A week later on June 24, bad weather and new drone sightings created more air traffic chaos as two dozen flights were delayed or diverted.
But this was nothing in comparison to the havoc wreaked in December upon Gatwick. Over a thousand flights were grounded and some 140,000 passengers were stranded as the airport was forced to shut down for 36 hours. The closure cost Gatwick and affected airlines millions of pounds in damages and compensation.
The danger with drones
Investigations were launched in all these cases but no culprits have been arrested, in either the UK, Germany or Singapore.
Drones are elusive and hard to catch. This was laid bare at Gatwick as the drone operator – or operators – played a game of cat and mouse with the authorities, disappearing and reappearing again and again over three days.
So far, these drone incidents have caused no casualties. But the security measures they have prompted illustrate how much they are seen as a threat.
"Although we have not seen a fatal incident, it is not difficult to imagine how the deliberate misuse of consumer drones could have serious consequences," Tan Teck Boon and Nandhakumar Gunasekaran, two analysts at Singapore's S. Rajaratnam School of International Studies, warned in a recent commentary.
A single drone that hits a plane's wing or enters the jet engine could cause significant damage, Barry Richards, commercial director at Drone Control UK, told CGTN.
This is based on scenario analysis as no such collision has yet occurred, but the rapid increase in the number of drones out there – now widely available, affordable and popular among hobbyists – has heightened the threat, he noted.
Who's flying the drones?
The important thing is to differentiate between amateurs, who may fly a drone near a restricted area by accident, and people "with malicious intent" looking to cause disruption, Richards insisted.
Many airports have an exclusion zone where drones are not allowed to fly, and major manufacturers have geo-fencing software on their drones that prevents them from flying into restricted areas.

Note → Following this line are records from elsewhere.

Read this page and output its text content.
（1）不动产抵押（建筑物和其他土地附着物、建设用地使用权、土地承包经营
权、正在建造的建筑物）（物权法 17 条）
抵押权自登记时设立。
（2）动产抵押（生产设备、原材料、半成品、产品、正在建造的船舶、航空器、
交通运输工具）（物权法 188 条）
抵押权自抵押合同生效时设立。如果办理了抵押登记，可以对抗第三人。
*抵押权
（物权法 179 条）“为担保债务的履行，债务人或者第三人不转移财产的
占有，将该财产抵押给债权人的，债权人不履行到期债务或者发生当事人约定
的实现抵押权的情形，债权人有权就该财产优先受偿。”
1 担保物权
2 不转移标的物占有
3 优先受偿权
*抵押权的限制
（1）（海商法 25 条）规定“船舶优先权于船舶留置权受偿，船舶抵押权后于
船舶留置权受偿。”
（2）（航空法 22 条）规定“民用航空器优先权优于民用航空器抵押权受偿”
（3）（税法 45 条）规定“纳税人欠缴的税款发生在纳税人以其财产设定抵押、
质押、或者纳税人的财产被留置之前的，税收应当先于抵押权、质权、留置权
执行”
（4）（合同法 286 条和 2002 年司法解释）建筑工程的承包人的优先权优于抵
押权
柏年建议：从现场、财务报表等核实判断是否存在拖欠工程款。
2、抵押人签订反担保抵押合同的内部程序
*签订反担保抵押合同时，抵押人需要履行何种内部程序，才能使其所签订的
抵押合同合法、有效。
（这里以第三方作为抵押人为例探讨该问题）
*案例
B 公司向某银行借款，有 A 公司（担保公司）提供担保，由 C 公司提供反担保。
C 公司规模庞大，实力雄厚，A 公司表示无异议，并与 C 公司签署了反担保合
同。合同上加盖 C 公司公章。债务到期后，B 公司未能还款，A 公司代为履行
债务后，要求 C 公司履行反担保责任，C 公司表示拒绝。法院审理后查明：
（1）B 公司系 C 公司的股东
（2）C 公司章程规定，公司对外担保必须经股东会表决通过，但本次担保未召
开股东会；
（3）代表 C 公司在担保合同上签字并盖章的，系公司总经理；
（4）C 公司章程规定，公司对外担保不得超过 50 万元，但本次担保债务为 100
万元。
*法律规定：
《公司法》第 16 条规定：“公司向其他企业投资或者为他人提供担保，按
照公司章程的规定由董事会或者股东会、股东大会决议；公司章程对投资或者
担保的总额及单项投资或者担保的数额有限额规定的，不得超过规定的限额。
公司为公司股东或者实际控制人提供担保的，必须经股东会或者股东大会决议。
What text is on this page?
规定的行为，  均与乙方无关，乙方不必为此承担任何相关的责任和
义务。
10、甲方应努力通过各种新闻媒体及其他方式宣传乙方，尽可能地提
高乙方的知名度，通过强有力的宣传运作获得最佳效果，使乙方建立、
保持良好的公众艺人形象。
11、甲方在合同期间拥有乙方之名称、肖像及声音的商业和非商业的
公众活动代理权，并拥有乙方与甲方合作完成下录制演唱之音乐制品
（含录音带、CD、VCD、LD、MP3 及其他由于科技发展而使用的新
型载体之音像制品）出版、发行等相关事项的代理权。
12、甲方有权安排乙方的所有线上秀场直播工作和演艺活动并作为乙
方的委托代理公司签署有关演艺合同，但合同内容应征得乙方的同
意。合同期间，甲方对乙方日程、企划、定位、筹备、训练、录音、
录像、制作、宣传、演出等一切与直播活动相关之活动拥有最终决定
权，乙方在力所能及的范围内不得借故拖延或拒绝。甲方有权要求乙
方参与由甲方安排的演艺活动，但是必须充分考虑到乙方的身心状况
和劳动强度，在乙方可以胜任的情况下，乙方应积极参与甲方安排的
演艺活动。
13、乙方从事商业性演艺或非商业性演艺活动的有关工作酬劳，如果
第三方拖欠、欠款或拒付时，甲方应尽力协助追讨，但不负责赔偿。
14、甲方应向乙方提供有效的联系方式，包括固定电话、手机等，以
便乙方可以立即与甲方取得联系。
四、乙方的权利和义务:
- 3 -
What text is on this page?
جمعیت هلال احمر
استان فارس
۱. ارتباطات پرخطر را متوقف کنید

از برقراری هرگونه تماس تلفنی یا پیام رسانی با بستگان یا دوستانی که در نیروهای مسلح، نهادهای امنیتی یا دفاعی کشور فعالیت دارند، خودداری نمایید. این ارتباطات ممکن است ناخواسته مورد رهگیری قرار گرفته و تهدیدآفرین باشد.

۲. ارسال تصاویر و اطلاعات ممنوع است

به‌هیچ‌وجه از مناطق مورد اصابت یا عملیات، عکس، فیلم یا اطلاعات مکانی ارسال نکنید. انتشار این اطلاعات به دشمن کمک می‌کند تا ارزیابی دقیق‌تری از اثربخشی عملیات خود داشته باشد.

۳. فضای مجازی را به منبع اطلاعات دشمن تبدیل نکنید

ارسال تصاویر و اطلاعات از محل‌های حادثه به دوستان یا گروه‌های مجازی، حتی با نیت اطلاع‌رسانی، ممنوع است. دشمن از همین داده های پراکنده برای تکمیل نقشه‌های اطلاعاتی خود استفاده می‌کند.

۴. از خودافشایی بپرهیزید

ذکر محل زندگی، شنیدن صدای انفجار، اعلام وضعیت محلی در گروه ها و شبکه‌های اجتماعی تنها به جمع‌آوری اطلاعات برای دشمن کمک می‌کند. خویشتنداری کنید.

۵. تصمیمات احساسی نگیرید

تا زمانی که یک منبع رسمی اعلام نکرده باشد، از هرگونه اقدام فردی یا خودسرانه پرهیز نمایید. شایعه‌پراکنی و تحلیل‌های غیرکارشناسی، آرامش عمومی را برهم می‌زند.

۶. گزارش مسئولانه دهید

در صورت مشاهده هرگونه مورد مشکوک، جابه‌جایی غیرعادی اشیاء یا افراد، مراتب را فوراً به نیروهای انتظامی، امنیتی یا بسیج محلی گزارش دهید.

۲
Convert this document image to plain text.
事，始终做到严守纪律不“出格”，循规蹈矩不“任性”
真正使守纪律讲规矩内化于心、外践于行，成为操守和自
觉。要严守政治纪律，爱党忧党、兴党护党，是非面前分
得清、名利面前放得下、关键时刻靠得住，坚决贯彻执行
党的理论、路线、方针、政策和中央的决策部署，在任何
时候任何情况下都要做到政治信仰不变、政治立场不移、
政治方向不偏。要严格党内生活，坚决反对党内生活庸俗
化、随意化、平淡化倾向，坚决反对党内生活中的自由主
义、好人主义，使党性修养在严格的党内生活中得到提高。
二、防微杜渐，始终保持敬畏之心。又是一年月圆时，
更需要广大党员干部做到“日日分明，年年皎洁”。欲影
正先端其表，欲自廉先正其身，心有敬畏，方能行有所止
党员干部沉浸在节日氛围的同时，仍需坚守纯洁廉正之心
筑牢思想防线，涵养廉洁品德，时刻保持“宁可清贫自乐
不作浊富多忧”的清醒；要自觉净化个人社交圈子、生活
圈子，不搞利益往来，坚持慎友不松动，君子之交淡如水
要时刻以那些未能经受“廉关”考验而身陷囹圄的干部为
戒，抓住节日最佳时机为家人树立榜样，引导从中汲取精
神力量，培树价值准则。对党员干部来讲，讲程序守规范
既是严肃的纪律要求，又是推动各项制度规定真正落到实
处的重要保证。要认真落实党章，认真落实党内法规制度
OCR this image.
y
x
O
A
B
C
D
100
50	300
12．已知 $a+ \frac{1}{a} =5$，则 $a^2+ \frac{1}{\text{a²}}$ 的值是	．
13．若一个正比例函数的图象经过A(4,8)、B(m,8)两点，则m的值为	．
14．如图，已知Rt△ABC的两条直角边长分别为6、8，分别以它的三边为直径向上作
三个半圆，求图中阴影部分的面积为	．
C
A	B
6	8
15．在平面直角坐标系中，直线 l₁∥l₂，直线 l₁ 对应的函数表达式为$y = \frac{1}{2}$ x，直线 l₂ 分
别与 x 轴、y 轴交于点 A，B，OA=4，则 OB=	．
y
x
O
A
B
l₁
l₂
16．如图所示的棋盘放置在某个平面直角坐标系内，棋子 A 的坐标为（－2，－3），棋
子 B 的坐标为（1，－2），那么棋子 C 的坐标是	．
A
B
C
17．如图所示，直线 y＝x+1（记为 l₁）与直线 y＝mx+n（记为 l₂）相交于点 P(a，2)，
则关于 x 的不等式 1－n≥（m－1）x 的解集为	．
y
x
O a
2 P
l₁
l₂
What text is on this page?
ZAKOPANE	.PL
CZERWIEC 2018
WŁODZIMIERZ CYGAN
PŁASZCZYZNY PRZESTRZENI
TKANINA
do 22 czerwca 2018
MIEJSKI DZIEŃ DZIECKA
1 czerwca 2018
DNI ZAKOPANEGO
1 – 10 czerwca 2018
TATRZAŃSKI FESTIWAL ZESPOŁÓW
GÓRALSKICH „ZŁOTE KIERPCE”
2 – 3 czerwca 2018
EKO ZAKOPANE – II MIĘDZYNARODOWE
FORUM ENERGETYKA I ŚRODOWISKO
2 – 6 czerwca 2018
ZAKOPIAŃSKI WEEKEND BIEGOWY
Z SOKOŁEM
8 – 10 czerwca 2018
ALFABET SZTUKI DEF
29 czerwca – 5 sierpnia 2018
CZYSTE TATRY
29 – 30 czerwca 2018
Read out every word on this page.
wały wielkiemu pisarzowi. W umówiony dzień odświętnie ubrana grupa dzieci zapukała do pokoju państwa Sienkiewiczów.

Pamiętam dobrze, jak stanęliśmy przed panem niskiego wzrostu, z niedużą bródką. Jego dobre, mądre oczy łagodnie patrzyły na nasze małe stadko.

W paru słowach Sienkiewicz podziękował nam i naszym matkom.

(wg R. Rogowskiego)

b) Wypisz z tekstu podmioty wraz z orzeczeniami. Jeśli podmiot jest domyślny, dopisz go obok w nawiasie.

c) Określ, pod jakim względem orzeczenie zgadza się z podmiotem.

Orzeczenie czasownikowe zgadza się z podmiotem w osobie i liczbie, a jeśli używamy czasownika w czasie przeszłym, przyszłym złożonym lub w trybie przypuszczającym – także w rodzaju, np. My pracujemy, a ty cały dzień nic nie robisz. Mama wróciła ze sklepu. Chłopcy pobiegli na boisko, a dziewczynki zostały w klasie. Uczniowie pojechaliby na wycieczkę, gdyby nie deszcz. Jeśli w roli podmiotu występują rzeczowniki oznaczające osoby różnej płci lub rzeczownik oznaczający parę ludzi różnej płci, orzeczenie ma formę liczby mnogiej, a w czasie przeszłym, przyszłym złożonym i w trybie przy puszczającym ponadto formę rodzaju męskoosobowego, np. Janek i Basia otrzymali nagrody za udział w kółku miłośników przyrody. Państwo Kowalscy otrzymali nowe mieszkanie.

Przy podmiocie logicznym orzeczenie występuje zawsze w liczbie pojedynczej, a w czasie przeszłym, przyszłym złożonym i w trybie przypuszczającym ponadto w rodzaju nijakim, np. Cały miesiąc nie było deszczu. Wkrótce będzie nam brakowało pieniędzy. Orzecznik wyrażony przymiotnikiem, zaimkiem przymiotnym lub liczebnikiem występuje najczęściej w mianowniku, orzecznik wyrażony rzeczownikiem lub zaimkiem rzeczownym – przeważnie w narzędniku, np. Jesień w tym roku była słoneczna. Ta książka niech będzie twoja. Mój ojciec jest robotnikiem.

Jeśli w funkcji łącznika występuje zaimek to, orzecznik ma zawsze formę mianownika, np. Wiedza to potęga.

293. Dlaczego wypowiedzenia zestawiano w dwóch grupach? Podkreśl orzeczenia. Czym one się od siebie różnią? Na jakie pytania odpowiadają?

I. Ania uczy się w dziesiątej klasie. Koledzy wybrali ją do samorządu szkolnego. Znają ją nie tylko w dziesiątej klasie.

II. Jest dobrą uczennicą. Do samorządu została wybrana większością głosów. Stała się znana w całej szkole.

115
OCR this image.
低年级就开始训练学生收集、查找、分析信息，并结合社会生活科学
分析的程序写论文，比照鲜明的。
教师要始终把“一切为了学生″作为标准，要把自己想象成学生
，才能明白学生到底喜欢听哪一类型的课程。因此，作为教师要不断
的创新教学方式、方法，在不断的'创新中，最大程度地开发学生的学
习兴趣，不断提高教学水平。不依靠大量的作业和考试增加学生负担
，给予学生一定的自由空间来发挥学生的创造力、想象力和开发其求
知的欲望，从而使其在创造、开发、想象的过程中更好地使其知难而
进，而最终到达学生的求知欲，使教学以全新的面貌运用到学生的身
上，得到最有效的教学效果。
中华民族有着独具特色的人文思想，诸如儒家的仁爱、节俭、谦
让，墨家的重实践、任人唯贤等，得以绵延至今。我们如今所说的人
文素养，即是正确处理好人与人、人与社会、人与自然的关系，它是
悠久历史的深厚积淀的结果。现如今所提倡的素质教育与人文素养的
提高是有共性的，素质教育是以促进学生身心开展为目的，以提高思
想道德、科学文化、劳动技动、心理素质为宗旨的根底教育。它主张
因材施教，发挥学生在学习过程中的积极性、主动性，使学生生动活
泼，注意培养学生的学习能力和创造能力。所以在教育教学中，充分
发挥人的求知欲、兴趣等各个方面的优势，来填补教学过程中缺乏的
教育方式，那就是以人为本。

So if a drone enters a clearly defined no-fly zone, this was premeditated, said Richards: "To actually physically penetrate that geo-fenced area you have to actively do something to bypass the software."
In the cases of Gatwick, Frankfurt and Singapore, who was behind the drones and what their motives were remains unclear.
How to combat them?
Countries like the U.S., China and Germany not only have exclusion zones but also require owners to register their drones or obtain authorization before flying near an airport. Anyone caught violating the rules is liable to fines or even a prison sentence.
Now Singapore is looking into a registration system too. The European Union also approved last month new comprehensive rules that codify where and what kinds of drones can fly, and also requires them to be identifiable so that they can be tracked. The new regulations will enter into force in 2020.
But measures such as these only work with law-abiding citizens.
Following the recent incidents, authorities have stepped up more defensive measures. Gatwick reportedly spent five million pounds (6.28 million U.S. dollars) on anti-drone technology, including a military anti-UAV (unmanned aerial vehicle) system.
So-called "defeat systems" can detect drones, capture them in flight with a net or use a laser to burn them. High-tech equipment can help locate an operator on the ground, and jammers can also be used to interfere with a UAV's navigation system, although the use is often restricted to the military.
"Most airports are aware of the growing threat, so they are now looking to invest in technology," said Richards.
At the same time, "there is a lot of knee jerk reactions. And a lot of PR: airports need to look to be doing something," he said, noting that technology is only a small part of the solution. To really defend against drones, better training, policies and procedures need to be in place.
He is not alone in thinking that. "What is needed is a combination of sophisticated countermeasures and tough regulations," Tan and Gunasekaran noted. "The threat posed by rogue drones to commercial aviation is very complex and there is no single solution that is perfect," they warned.